For starters, we will use modified code from Alec Radford. It employs sklearn.linear_model.Ridge, a L2 regularized linear model. One nice thing about Ridge is that it can predict multiple targets simultenously, meaning we can train and predict for all stations in one go:

``````y : array-like, shape = [n_samples] or [n_samples, n_targets]
``````

As usual, the code is available at Github. Our contribution here is twofold:

• we do not average over hours
• we use fewer GEFS points for predictions (10x4 grid instead of 16x9)

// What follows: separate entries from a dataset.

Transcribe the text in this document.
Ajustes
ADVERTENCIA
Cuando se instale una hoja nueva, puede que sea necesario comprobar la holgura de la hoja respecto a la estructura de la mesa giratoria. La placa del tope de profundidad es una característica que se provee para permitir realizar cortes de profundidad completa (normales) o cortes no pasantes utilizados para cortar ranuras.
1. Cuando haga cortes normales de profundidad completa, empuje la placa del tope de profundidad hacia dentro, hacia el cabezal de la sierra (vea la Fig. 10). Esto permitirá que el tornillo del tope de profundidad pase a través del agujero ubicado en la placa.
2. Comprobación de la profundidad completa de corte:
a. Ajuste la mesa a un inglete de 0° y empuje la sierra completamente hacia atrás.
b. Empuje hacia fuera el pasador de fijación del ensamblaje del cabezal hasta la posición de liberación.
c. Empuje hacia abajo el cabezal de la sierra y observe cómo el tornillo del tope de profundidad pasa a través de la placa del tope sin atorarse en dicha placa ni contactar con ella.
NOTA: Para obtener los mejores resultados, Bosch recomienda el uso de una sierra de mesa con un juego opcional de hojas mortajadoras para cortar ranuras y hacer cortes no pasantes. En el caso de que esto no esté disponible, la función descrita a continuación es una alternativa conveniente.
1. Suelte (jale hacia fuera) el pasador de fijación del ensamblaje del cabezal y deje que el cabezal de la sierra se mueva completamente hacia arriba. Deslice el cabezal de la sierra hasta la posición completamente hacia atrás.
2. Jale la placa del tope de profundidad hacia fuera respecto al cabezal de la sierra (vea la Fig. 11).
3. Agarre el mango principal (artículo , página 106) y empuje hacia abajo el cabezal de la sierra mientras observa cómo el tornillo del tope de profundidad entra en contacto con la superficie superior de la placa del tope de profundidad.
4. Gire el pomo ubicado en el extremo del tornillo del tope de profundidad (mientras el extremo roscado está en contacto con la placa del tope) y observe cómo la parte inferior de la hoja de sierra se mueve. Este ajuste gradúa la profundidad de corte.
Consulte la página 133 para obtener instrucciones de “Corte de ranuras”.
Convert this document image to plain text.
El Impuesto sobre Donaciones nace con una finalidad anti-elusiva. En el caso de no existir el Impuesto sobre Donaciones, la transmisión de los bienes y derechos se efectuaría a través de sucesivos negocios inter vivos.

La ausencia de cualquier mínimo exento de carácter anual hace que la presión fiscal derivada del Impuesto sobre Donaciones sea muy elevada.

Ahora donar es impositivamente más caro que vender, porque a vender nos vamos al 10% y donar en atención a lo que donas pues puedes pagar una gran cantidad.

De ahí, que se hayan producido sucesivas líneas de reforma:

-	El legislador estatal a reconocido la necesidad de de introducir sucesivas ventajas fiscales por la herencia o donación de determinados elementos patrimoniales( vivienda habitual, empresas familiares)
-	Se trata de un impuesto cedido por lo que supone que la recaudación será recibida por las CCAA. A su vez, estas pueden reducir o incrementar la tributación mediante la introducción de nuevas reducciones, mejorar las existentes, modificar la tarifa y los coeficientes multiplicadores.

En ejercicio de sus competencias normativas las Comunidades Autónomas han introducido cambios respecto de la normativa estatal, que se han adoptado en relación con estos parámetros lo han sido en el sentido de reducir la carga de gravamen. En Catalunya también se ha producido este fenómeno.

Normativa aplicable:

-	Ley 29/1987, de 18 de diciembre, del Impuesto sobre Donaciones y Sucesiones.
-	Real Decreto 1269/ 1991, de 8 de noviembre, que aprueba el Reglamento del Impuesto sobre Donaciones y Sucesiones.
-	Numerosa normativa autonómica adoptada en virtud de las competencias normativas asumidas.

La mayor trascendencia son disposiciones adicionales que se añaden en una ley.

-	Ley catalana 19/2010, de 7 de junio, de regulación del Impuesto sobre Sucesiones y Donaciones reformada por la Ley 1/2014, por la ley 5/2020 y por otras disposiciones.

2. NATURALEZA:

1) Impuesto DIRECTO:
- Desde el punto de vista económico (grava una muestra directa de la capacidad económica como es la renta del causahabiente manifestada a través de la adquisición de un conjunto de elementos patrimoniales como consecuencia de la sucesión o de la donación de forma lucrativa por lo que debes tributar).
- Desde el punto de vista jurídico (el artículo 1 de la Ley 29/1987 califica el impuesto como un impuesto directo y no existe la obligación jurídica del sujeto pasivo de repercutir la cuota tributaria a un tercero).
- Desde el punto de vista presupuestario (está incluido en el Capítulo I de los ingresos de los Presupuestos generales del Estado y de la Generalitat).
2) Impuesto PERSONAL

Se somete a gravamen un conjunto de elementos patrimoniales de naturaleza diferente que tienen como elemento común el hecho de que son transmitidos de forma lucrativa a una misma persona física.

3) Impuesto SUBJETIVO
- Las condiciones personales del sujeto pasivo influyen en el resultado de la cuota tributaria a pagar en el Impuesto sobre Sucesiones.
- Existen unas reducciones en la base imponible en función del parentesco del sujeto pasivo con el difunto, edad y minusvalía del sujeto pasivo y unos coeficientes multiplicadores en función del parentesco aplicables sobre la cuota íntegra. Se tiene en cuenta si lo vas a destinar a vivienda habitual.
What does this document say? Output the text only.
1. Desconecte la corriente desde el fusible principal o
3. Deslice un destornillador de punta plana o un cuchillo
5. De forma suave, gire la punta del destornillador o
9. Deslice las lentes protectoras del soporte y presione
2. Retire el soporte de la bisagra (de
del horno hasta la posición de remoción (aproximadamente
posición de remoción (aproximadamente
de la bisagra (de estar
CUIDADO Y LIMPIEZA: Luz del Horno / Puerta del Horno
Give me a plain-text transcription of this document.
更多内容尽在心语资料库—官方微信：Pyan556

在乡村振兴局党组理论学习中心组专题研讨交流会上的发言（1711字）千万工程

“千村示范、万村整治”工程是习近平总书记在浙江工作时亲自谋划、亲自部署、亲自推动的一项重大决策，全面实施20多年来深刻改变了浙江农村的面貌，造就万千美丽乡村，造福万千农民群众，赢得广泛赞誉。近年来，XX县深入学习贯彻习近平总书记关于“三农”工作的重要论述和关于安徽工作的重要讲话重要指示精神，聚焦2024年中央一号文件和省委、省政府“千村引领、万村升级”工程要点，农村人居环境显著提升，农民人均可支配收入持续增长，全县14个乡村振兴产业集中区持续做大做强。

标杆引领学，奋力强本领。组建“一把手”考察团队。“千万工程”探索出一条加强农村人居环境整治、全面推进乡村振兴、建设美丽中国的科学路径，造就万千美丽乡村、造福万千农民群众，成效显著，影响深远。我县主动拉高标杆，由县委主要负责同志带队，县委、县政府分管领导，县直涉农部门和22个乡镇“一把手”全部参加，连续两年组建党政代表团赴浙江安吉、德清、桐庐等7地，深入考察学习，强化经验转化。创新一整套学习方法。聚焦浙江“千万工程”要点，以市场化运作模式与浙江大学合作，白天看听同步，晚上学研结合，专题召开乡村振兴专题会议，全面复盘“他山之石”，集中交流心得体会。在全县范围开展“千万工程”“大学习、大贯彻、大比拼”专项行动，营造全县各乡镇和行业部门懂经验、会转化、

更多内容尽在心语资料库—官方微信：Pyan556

The first factor increases dimensionality five times, the second reduces dimensionality 3.6 times , so overall dimensionality goes up by 38%, to 3000. We deal with it by increasing regularization coefficient. Validation error goes from 2260k to 2230k. A public leaderboard score is 2215k.

Our game plan and results

Here’s a game plan we thought might produce good results. For each station:

• extract data for up to four nearest GEFS points, as described above
• stack it horizontally, add targets for the station
• train your non-linear regressor

Then combine predictions for each variable into a submission file.

It didn’t work out that well. When we used random forest, we got 2258k. Ridge produced 2263k. It seems that reduced dimensionality doesn’t bring immediate rewards here.